Cependant les chevaux arrivèrent en trois ou quatre bonds devant le pylône, qu’ils traversèrent au galop, joyeux de rentrer à l’étable, et le char roula dans une immense cour.

Les serviteurs accoururent et se jetèrent à la tête des chevaux, dont les mors blanchissaient d’écume.

Tahoser promena autour d’elle ses regards effrayés; de hauts murs de brique formaient une vaste enceinte où se dressait, au levant, un palais, au couchant, un temple entre deux vastes pièces d’eau, piscines des crocodiles sacrés. Les premiers rayons du soleil, dont le disque émergeait déjà derrière la chaîne arabique, jetaient une lueur rose sur le sommet des constructions, dont le reste baignait encore dans une ombre bleuâtre. Aucun espoir de fuite; l’architecture, quoiqu’elle n’eût rien de sinistre, présentait un caractère de force inéluctable, de volonté sans réplique, de persistance éternelle; un cataclysme cosmique seul eût pu ouvrir une issue dans ces murailles épaisses, à travers ces entassements de grès dur. Pour faire tomber ces pylônes composés de quartiers de montagnes, il eût fallu que la planète s’agitât sur ses bases; l’incendie même n’eût fait que lécher de sa langue ces blocs indestructibles.

La pauvre Tahoser n’avait pas à sa disposition ces moyens violents, et force lui fut de se laisser emporter comme une enfant par le Pharaon, sauté à bas de son char.

Quatre hautes colonnes à chapiteaux de palmes formaient les propylées du palais où le roi pénétra, tenant toujours sur sa poitrine la fille de Pétamounoph. Quand il eut dépassé la porte, il posa délicatement son fardeau à terre, et, voyant Tahoser chanceler, il lui dit:

«Rassure-toi; tu règnes sur Pharaon, et Pharaon règne sur le monde.» C’était la première parole qu’il lui adressait.

Si l’amour se décidait d’après la raison, certes, Tahoser eût dû préférer Pharaon à Poëri. Le roi était doué d’une beauté surhumaine: ses traits grands, purs, réguliers semblaient l’ouvrage du ciseau, et l’on n’eût pu y reprendre la moindre imperfection.
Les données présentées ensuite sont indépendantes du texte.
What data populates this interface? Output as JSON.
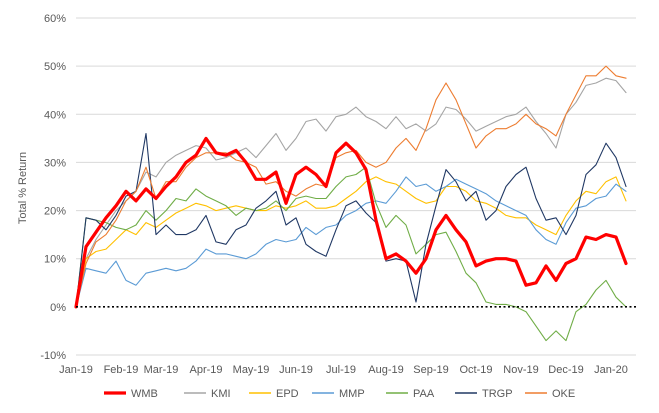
{
  "chart_data": {
    "type": "line",
    "title": "",
    "xlabel": "",
    "ylabel": "Total % Return",
    "ylim": [
      -10,
      60
    ],
    "y_ticks": [
      -10,
      0,
      10,
      20,
      30,
      40,
      50,
      60
    ],
    "y_tick_labels": [
      "-10%",
      "0%",
      "10%",
      "20%",
      "30%",
      "40%",
      "50%",
      "60%"
    ],
    "x_tick_labels": [
      "Jan-19",
      "Feb-19",
      "Mar-19",
      "Apr-19",
      "May-19",
      "Jun-19",
      "Jul-19",
      "Aug-19",
      "Sep-19",
      "Oct-19",
      "Nov-19",
      "Dec-19",
      "Jan-20"
    ],
    "x_tick_positions_weeks": [
      0,
      4.5,
      8.5,
      13,
      17.5,
      22,
      26.5,
      31,
      35.5,
      40,
      44.5,
      49,
      53.5
    ],
    "x_range_weeks": [
      0,
      56
    ],
    "zero_line": "dotted",
    "grid": "horizontal",
    "legend": "bottom",
    "colors": {
      "WMB": "#ff0000",
      "KMI": "#a5a5a5",
      "EPD": "#ffc000",
      "MMP": "#5b9bd5",
      "PAA": "#70ad47",
      "TRGP": "#203864",
      "OKE": "#ed7d31"
    },
    "series": [
      {
        "name": "WMB",
        "color": "#ff0000",
        "width": 3.2,
        "values": [
          0,
          12.5,
          15.5,
          18.5,
          21,
          24,
          22,
          24.5,
          22.5,
          25,
          27,
          30,
          31.5,
          35,
          32,
          31.5,
          32.5,
          30,
          26.5,
          26.5,
          28,
          21.5,
          27.5,
          29,
          27.5,
          25,
          32,
          34,
          32,
          28.5,
          18,
          10,
          11,
          9.5,
          7,
          10,
          16,
          19,
          16,
          13.5,
          8.5,
          9.5,
          10,
          10,
          9.5,
          4.5,
          5,
          8.5,
          5.5,
          9,
          10,
          14.5,
          14,
          15,
          14.5,
          9
        ]
      },
      {
        "name": "KMI",
        "color": "#a5a5a5",
        "width": 1.1,
        "values": [
          0,
          10,
          14,
          17,
          20,
          22,
          24,
          28,
          27,
          30,
          31.5,
          32.5,
          33.5,
          33,
          30.5,
          31,
          32,
          33,
          31,
          33.5,
          36,
          32.5,
          35,
          38.5,
          39,
          36.5,
          39.5,
          40,
          41.5,
          39.5,
          38.5,
          37,
          39.5,
          37,
          38,
          36.5,
          38,
          41.5,
          41,
          39,
          36.5,
          37.5,
          38.5,
          39.5,
          40,
          41.5,
          38.5,
          36,
          33,
          40,
          42.5,
          46,
          46.5,
          47.5,
          47,
          44.5
        ]
      },
      {
        "name": "EPD",
        "color": "#ffc000",
        "width": 1.1,
        "values": [
          0,
          10,
          11.5,
          12,
          14,
          16,
          15,
          17.5,
          16.5,
          18,
          19.5,
          20.5,
          21.5,
          21,
          20,
          20.5,
          21,
          20.5,
          20,
          20,
          21,
          20.5,
          21,
          22,
          20.5,
          20.5,
          21,
          22.5,
          24,
          26,
          27,
          26,
          25.5,
          24,
          22.5,
          21.5,
          22,
          25,
          25,
          24,
          22,
          21.5,
          20.5,
          19,
          18.5,
          18.5,
          17,
          16,
          15,
          19,
          22,
          24,
          23.5,
          26,
          27,
          22
        ]
      },
      {
        "name": "MMP",
        "color": "#5b9bd5",
        "width": 1.1,
        "values": [
          0,
          8,
          7.5,
          7,
          9.5,
          5.5,
          4.5,
          7,
          7.5,
          8,
          7.5,
          8,
          9.5,
          12,
          11,
          11,
          10.5,
          10,
          11,
          13,
          14,
          13.5,
          14,
          16.5,
          15,
          16.5,
          17,
          19,
          20,
          21.5,
          22,
          21.5,
          24,
          27,
          25,
          25.5,
          24,
          25,
          26.5,
          25.5,
          24.5,
          23.5,
          22,
          21,
          20,
          19,
          16,
          14,
          13,
          17.5,
          20.5,
          21,
          22.5,
          23,
          25.5,
          24
        ]
      },
      {
        "name": "PAA",
        "color": "#70ad47",
        "width": 1.1,
        "values": [
          0,
          18.5,
          18,
          17.5,
          16.5,
          16,
          17,
          20,
          18,
          20,
          22.5,
          22,
          24.5,
          23,
          22,
          21,
          19,
          20.5,
          20,
          20.5,
          22,
          20,
          22.5,
          23,
          22.5,
          22.5,
          25,
          27,
          27.5,
          29,
          21.5,
          16.5,
          19,
          17,
          11,
          13,
          15,
          15.5,
          11.5,
          7,
          5,
          1,
          0.5,
          0.5,
          0,
          -1,
          -4,
          -7,
          -5,
          -7,
          -1,
          0.5,
          3.5,
          5.5,
          2,
          0
        ]
      },
      {
        "name": "TRGP",
        "color": "#203864",
        "width": 1.1,
        "values": [
          0,
          18.5,
          18,
          16,
          19,
          23,
          24,
          36,
          15,
          17,
          15,
          15,
          16,
          19,
          13.5,
          13,
          16,
          17,
          20.5,
          22,
          24,
          17,
          18.5,
          13,
          11.5,
          10.5,
          16,
          21,
          22,
          19.5,
          17.5,
          9.5,
          10,
          9.5,
          1,
          13,
          21,
          28.5,
          26,
          22,
          24,
          18,
          20,
          25,
          27.5,
          29,
          22.5,
          18,
          18.5,
          15,
          19,
          27.5,
          29.5,
          34,
          31,
          25
        ]
      },
      {
        "name": "OKE",
        "color": "#ed7d31",
        "width": 1.1,
        "values": [
          0,
          9,
          13.5,
          15,
          18,
          22,
          24,
          29,
          22.5,
          26,
          26,
          29,
          31,
          32,
          32,
          32,
          30.5,
          30,
          29,
          25.5,
          26,
          24,
          23,
          24.5,
          25.5,
          25,
          31,
          32,
          32.5,
          30,
          29,
          30,
          33,
          35,
          32.5,
          37,
          43,
          46.5,
          43,
          38,
          33,
          35.5,
          37,
          37,
          38,
          40,
          38,
          37,
          35.5,
          40,
          44,
          48,
          48,
          50,
          48,
          47.5
        ]
      }
    ]
  }
}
L’habitude du pouvoir avait mis dans ses yeux cette lumière pénétrante qui fait reconnaître entre tous les divinités et les rois. Ses lèvres, dont un mot eût changé la face du monde et le sort des peuples, étaient d’un rouge pourpre comme du sang frais sur la lame d’un glaive et, quand il souriait, avaient cette grâce des choses terribles à laquelle rien ne résiste. Sa taille haute, bien proportionnée, majestueuse, offrait la noblesse de lignes qu’on admire dans les statues des temples; et quand il apparaissait solennel et radieux, couvert d’or, d’émaux et de pierres précieuses, au milieu de la vapeur bleuâtre des amschirs il ne semblait pas faire partie de cette frêle race qui, génération par génération, tombe comme les feuilles et va s’étendre, engluée de bitume, dans les ténébreuses profondeurs des syringes.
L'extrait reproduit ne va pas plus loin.